KUALA LUMPUR: Malaysia’s top court weighed in Monday on the country’s longstanding fight over the word “Allah,” saying that non-Muslims could not use the term to refer to God.
However, the government said hours later the ruling applied only to one newspaper at the center of the case, adding still more confusion to a deeply divisive debate over religious freedom in the Muslim-majority country.
In a 4-3 ruling, the Federal Court upheld a government ban on the use of the word Allah by non-Muslims in a case against The Herald, a Catholic Malay-language weekly.
The court did not elaborate on the implication of its ruling, but the government issued a tersely worded statement saying it only applied to The Herald and that Malaysian Christians can still use the word Allah in churches.
The government statement appeared to be an attempt to diffuse tensions in the nation of 29 million people, including a large non-Muslim minority that has often complained that it is treated unfairly in jobs and education and is denied full freedom of religion.
This year, 300 Malay-language Bibles containing the word Allah were seized by Islamic authorities from the office of a Christian group.
“We are disappointed. The four judges who denied us the right to appeal did not touch on fundamental basic rights of minorities,” said the Rev. Lawrence Andrew, editor of The Herald.

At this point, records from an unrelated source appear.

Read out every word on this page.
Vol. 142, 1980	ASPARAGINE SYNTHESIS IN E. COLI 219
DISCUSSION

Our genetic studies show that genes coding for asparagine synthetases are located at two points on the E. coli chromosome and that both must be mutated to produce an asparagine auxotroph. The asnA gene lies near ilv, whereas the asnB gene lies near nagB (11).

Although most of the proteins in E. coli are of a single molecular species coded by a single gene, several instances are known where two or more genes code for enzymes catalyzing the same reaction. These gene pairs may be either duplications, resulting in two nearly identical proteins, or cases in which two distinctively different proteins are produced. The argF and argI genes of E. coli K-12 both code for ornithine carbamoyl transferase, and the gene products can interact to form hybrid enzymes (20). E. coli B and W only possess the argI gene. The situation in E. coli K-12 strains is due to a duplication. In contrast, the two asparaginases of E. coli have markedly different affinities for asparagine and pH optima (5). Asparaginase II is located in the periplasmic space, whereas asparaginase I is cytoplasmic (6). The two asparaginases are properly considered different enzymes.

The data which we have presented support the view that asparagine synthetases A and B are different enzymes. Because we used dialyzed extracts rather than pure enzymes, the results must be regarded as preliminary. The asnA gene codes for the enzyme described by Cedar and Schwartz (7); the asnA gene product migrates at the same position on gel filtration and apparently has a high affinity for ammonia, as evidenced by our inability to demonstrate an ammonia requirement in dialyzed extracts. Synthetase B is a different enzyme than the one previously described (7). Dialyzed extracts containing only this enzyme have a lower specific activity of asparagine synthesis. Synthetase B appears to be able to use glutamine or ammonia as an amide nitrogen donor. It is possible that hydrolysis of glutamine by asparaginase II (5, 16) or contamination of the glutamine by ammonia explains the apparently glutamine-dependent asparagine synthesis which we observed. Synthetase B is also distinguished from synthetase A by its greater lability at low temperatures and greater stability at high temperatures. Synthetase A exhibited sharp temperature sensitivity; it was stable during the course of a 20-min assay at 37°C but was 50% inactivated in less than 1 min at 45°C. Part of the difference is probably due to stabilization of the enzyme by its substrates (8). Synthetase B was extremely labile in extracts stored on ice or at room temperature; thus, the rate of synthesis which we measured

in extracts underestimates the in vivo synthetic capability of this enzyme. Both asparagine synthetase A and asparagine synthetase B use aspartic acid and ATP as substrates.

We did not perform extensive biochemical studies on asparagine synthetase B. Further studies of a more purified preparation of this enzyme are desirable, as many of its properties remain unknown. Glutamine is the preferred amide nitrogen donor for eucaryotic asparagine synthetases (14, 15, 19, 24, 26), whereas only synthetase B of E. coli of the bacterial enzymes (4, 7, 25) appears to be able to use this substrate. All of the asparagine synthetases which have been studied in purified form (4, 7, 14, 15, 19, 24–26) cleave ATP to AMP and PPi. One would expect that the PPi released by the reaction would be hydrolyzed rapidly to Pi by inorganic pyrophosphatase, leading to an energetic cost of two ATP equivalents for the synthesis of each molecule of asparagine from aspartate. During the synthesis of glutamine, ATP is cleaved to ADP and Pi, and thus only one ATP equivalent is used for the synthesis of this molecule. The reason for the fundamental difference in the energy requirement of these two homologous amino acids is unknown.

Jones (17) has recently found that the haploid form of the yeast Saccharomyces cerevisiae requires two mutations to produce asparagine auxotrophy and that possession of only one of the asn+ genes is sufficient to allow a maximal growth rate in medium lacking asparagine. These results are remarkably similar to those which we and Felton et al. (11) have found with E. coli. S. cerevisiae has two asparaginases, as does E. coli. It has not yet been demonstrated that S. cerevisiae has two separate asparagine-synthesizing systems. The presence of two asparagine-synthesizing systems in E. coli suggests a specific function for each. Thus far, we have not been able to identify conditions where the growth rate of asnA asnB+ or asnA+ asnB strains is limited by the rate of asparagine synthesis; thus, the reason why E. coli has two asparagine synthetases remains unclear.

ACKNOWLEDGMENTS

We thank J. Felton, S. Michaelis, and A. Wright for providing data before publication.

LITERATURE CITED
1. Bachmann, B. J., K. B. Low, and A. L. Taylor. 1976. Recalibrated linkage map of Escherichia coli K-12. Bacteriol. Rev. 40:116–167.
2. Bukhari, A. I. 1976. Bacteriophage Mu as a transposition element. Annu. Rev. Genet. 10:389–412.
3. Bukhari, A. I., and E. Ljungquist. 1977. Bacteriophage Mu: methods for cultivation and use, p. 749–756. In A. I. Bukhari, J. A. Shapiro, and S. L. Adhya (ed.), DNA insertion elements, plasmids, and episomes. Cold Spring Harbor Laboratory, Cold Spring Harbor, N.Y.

He said the ruling would have a chilling effect on the freedom of religion guaranteed in the constitution.
“It will confine the freedom of worship,” he said.
“We are a minority in this country, and when our rights are curtailed, people feel it.”
In Egypt, where at least 10 percent of the population is Christian, both Muslims and Christians refer to God as Allah, and this hasn’t generated any controversy.